The ambulance service then asked hospitals to supply it with the drug. However, the hospitals could not agree on which type of thrombolytic agent to use.

West Midlands Ambulance Service staff have been trained to use a brand called Tenecteplase, which is one of the most expensive at £400 a dose, but also one of the safest to administer.

Queen Elizabeth Hospital estimates this would cost it £15,000 a year. But, until agreement can be reached, the drug cannot be used.

As well as putting lives at risk, hospitals will be marked down in next year's inspections by the Healthcare Commission, the official NHS watchdog, unless they provide treatment within an hour for at least 68 per cent of patients.

Ms Stuart said: "It is ridiculous that this treatment is not administered because of bureaucratic difficulties.

"What is important is that patients get the treatment. It seems to me that the primary care trusts are really responsible for this, and I want them to sort it out.

"The ambulance trust has put everything in place to let the treatment be administered, so they have no excuse."

A spokeswoman for South Birmingham Primary Care Trust, which covers the Queen Elizabeth Hospital, said: " Birmingham performs well with patients who have had a heart attack with the West Midlands Ambulance Service picking up and taking patients to accident and emergency departments in order for clot-busting drugs to be given to patients within one hour."
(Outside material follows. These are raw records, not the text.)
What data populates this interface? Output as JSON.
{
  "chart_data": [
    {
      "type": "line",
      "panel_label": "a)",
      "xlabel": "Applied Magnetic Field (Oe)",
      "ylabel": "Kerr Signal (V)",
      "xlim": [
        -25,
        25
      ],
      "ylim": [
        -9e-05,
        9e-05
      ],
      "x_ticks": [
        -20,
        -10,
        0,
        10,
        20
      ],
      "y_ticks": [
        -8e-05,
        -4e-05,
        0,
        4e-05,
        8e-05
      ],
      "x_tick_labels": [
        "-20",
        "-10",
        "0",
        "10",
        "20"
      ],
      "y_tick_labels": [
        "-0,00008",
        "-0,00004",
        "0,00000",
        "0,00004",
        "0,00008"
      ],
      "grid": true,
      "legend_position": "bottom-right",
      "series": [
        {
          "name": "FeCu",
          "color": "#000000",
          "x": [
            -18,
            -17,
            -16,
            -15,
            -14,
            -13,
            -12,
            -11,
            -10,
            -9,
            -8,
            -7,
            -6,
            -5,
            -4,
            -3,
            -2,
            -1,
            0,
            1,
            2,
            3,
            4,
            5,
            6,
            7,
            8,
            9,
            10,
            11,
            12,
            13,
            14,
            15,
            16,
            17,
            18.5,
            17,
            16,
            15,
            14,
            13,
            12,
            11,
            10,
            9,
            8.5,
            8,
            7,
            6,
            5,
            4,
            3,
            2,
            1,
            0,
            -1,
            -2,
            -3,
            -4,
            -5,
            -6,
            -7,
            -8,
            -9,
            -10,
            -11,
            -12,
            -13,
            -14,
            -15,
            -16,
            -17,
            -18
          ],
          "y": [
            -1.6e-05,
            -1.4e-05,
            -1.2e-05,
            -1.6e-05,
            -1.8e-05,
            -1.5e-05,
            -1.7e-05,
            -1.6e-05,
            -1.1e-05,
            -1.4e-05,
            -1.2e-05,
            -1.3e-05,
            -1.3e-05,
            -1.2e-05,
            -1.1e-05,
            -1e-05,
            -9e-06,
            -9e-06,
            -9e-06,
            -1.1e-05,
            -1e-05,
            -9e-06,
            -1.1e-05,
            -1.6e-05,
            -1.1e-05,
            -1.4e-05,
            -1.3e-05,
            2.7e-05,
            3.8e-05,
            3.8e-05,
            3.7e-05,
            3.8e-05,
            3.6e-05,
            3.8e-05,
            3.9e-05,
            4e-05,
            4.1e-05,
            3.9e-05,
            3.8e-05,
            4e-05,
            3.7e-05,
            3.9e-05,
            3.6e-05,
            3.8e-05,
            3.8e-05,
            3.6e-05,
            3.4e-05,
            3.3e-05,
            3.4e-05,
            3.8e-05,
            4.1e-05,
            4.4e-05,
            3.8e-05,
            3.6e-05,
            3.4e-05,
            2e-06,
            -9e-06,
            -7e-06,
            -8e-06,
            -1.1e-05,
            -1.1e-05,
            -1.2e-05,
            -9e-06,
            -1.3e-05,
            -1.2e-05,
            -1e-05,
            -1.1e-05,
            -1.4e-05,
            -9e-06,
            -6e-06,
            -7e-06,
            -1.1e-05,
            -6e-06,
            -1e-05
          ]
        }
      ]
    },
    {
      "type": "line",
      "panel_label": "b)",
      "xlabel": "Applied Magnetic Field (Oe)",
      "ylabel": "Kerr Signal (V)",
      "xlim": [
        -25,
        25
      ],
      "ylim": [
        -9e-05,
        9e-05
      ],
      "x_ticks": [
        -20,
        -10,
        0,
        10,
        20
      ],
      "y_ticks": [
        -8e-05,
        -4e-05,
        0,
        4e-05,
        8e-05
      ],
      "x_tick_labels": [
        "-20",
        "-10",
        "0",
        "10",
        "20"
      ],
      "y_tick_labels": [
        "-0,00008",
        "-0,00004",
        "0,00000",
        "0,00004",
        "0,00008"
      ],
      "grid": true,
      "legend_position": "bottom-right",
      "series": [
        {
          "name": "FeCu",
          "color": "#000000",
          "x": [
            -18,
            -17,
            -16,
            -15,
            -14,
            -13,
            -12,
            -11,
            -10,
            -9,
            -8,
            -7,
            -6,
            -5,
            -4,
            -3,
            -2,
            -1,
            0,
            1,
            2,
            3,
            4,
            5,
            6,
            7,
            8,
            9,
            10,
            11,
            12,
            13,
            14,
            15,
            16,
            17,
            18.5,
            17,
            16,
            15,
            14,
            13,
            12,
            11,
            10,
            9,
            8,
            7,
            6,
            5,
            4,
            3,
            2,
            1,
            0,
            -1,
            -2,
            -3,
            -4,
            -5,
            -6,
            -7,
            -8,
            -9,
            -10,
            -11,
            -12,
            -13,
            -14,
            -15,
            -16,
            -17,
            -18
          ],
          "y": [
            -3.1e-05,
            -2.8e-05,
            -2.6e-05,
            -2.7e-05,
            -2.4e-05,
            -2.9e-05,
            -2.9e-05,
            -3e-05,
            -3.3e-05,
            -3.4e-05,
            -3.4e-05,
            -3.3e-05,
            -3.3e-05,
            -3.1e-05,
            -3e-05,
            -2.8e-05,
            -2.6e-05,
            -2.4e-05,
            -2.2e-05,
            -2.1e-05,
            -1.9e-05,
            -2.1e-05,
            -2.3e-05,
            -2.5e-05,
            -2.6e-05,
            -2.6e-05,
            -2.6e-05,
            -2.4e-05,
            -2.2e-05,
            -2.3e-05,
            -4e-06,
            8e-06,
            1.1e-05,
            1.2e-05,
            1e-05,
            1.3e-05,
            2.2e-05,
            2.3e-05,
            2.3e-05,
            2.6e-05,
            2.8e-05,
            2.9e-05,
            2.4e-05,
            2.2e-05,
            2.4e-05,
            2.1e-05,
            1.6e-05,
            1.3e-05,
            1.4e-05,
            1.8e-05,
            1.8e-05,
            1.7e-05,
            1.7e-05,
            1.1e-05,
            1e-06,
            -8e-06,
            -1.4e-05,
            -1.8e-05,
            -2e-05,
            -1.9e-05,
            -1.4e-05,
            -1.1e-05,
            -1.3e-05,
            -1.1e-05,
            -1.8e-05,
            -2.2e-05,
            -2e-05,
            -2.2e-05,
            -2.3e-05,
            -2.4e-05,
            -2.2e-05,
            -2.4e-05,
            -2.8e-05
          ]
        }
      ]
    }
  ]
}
She added: "Patients have the injection within this time at hospital or in the ambulance on the way. For patients in South Birmingham, hospitals are in easy to reach locations and, therefore, patients receive the necessary injection at hospital."

Iain Robertson-Steel, consultant medical director with West Midlands Ambulance Service, said: "It is a costly service and not something we could provide without funding.

"For three years I have put in a bid to the PCTs, and the bid has been turned down."